In 1997 he retired from the Library of Congress. He briefly worked as a consultant for Trace Foundation for the establishment of the Himalayan and Inner Asian Resources in New York, an organisation dedicated to the preservation and dissemination of Tibetan literature.

In 1999, Smith founded the Tibetan Buddhist Resource Center (TBRC), together with Leonard van der Kuijp of Harvard University and friends to digitize the 12,000 volume corpus of Tibetan literature. This digital library is the largest collection of Tibetan literature outside of Tibet. In 2015 TBRC's mission was expanded beyond Tibetan materials to include the preservation of texts from all Buddhist traditions, and the organization was renamed the Buddhist Digital Resource Center (BDRC). BDRC continues to acquire, preserve, organize, and make available Buddhist texts, and maintains the Buddhist Digital Archives (BUDA), an online resource of 30 million pages of scanned texts and 5 million etexts.

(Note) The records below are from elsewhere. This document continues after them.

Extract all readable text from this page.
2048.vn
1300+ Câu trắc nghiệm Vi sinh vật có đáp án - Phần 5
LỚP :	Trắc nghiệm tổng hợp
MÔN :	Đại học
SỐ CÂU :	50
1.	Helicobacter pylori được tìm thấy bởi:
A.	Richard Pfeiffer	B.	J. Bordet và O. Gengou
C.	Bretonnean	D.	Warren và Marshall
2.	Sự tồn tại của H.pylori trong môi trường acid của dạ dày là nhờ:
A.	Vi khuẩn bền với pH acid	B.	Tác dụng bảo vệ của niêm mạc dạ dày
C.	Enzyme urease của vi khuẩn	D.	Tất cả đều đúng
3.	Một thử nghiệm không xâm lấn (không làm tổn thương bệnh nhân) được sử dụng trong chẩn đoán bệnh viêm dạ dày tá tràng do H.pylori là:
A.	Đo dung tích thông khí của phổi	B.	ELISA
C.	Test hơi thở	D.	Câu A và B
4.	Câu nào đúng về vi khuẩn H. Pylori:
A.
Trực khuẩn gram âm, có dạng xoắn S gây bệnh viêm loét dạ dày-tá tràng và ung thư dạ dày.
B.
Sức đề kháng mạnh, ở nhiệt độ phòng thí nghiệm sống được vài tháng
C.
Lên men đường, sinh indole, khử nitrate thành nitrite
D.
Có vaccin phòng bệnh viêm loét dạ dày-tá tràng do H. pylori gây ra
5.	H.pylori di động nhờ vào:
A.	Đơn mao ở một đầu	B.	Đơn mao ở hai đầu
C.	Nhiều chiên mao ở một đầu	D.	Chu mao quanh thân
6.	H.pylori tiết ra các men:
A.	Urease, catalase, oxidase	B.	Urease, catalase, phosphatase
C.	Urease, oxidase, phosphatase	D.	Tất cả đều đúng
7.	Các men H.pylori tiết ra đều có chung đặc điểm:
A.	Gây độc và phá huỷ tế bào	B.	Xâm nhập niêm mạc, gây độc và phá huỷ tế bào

In 2001, Wisdom Publications published Among Tibetan Texts, a collection of essays that Smith wrote in Delhi as introductions to Library of Congress reprints of Tibetan texts. These materials had circulated since the early 1980s amongst students and researchers, and had acquired a sort of cult status. A chapter is also devoted to Smith in David Jackson's biography of Dezhung Rinpoche, "A Saint in Seattle."

He is the subject of the award-winning documentary Digital Dharma. Variety called the film "an affectionate tribute to the late E. Gene Smith, the scholar, librarian and ex-Mormon who waged a 50-year struggle to save the endangered texts of Tibetan Buddhism." It received a theatrical release and was invited to qualify for Academy Award consideration by the International Documentary Association through the 2012 DocuWeeks program.

==Publications==
- Ellis Gene Smith (2001). "Among Tibetan Texts: History and Literature of the Himalayan Plateau"

==Sources==
- Schaeffer, Kurtis R. Introduction p. 1-9 in E. Gene Smith, Among Tibetan Texts, Wisdom Publications, 2001.